Manufacturing Recession And Gold

September marked the worst month for the U.S. manufacturing since the Great Recession. But is manufacturing still as important for the American economy in the 21st century as it used to be? Will the downturn in the industrial sector spill over to the overall economy, making gold shine?

In September, the Institute for Supply Management's PMI manufacturing index dropped to 47.8 from 49.1 in August, marking the second month in a row below 50, which indicates that - despite Trump's promises of a manufacturing renaissance - the industrial sector is contracting.

Some people disregard this data, pointing out that the manufacturing sector forms now only about 11 percent of U.S. GDP, compared to 28.1 percent in 1953, while the whole industrial production, which includes also mining, utilities and construction, amounts to mere 18.5 percent of GDP. For comparison, services generate 69 percent of GDP (or 81 percent with government services included).

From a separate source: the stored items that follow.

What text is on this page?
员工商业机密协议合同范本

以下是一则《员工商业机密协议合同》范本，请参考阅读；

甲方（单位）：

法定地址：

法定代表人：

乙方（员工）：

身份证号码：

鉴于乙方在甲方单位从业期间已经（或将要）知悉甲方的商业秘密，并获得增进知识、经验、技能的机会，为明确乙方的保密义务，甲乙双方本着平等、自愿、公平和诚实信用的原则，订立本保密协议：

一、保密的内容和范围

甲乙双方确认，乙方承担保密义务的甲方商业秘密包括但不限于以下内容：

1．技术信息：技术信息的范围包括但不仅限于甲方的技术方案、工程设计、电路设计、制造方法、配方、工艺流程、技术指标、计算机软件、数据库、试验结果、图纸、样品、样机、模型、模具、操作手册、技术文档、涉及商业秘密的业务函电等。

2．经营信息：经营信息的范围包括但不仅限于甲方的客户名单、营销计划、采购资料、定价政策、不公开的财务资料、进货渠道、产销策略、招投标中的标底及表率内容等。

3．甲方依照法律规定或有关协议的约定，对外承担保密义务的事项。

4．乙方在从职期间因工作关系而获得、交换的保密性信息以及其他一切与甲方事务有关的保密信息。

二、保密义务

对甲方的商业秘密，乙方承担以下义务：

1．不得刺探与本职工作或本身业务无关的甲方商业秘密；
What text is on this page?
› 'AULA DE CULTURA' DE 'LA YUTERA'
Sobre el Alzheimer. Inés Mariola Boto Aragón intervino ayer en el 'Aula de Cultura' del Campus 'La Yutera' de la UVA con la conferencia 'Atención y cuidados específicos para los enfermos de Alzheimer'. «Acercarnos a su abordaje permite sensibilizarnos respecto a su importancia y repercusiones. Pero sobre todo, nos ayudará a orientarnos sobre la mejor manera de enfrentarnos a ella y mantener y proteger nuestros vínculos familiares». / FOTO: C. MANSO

So, it should be clear that manufacturing is irrelevant in the modern economy, right?

Not so fast! You see, there are three kinds of lies: lies, damned lies, and statistics. The decline in manufacturing's contribution to the added value produced is justified by the economy's advancement into the post-industrial society. However, in part it is just a statistical mirage.

There are two reasons why the above numbers exaggerate manufacturing's decline and underestimate its role in the economy. First, nominal GDP has outgrown the manufacturing output largely because the overall price level has increased faster than the manufacturing price level. In other words, the share of manufacturing declined because the prices of manufactured products declined faster than other prices. It means that the statistical demise of manufacturing sector results from its... high productivity. What a tragedy! When we adjust for the price effects and calculate the manufacturing's share of real GDP, we see that this ratio has been fairly constant since the 1940s.